Sería ilógico e injusto pensar que la dirección de la Televisión tomó semejante decisión de una manera festinada. Supongo que la extrema fugacidad de ciertas situaciones dramáticas, y su excesiva concisión, se decidió a tenor de las necesidades de Cubavisión por llenar un espacio en pantalla que se vaciaría demasiado rápido con el formato de 45 minutos o una hora. De modo que la brevedad de los capítulos garantiza mayor tiempo al aire, y la productora puede respirar con mayor alivio a la hora de levantar nuevos proyectos y buscar el relevo. Y no estoy diciendo que se deseche para siempre el formato de media hora, hablo de aplicarlo solo cuando se adecue al ritmo narrativo, a la llaneza o complicación de los conflictos centrales y las subtramas, y a la periodicidad con que se transmite la serie.
Otro de los elementos menos felices también depende de la producción. Si no supiéramos que la reiteración obedece a problemas coyunturales «solucionados» con cierto facilismo, alguien podría pensar que en Cuba hay muy pocos actores y actrices interesados en hacer televisión. Es inadmisible y redundante que varios intérpretes se repitan en las dos series dramatizadas que ahora mismo ocupan la pantalla, con el agravante de que ambas eligieron como núcleo temático, y espacial, un bufete de abogados.
Además, para colmo, en De amores y esperanzas (domingos, 8:30 p.m.) solo los intérpretes más diestros y experimentados consiguieron variar la apariencia y el tono, porque a veces los personajes se parecen demasiado y están actuados por las mismas personas y hasta en similar registro. Cuando las mismas caras se asoman en Tras la huella o Cuando una mujer, entonces cunde el caos, y al espectador puede parecerle que estamos tratando de hacer televisión con 15 o 20 actores y actrices.
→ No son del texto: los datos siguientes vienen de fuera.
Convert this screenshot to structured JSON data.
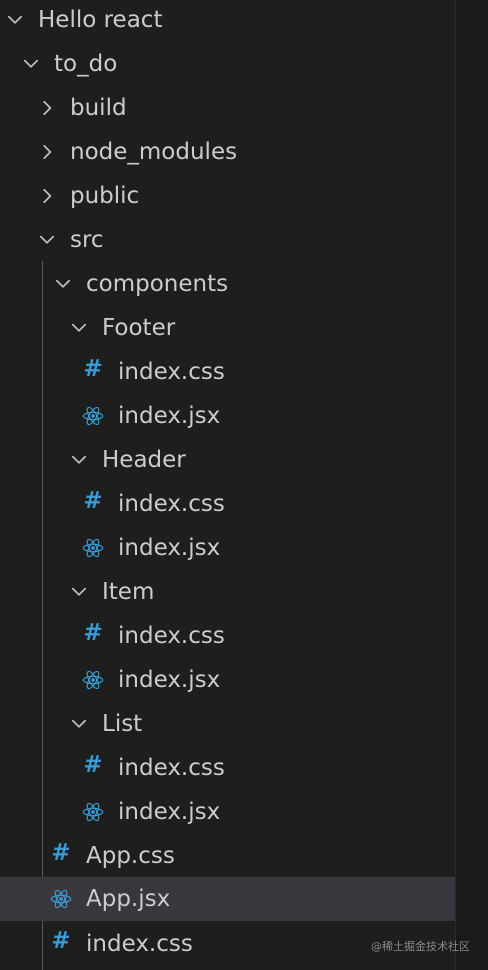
{
  "tree": {
    "root": "Hello react",
    "project": "to_do",
    "build": "build",
    "node_modules": "node_modules",
    "public": "public",
    "src": "src",
    "components": "components",
    "footer": "Footer",
    "footer_css": "index.css",
    "footer_jsx": "index.jsx",
    "header": "Header",
    "header_css": "index.css",
    "header_jsx": "index.jsx",
    "item": "Item",
    "item_css": "index.css",
    "item_jsx": "index.jsx",
    "list": "List",
    "list_css": "index.css",
    "list_jsx": "index.jsx",
    "app_css": "App.css",
    "app_jsx": "App.jsx",
    "index_css": "index.css"
  },
  "icons": {
    "css_icon_glyph": "#",
    "css_icon_color": "#3b9bd4",
    "react_icon_color": "#3b9bd4",
    "chevron_color": "#c5c5c5"
  },
  "selected_item": "App.jsx",
  "watermark": "@稀土掘金技术社区"
}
De todos modos, lo primero que debe reconocerse en Latidos compartidos, junto con la apropiada fotografía de Alexander González (cien por ciento en exteriores, y con varias cámaras), y la notable dirección de arte de Jorge Zaldívar, es el nivel alto y parejo de las interpretaciones. Y las virtudes comienzan en los dos principales triángulos amorosos, motores de la acción dramática, y alcanzan las subtramas, animadas por veteranos, y muy jóvenes, de considerable mérito.
Ajustados al conjunto, equilibrados y muy concentrados en defender sus personajes aparecen, de un lado, Alejandro Cuervo (típico galán castigado por la mala suerte), Yurelis González (abogada confundida también por el infortunio y la maldad) y Ulik Anello (el malvado que el público se complace en odiar). Por otro lado, está el triángulo más divertido, cuyo vórtice viene a ser el hedonista y patrañero Maikel Junior (Leonardo Benítez), objeto del deseo para las dos dueñas de paladares rivales que interpretan la explosiva Ariana Álvarez y la siempre atinada Tamara Morales.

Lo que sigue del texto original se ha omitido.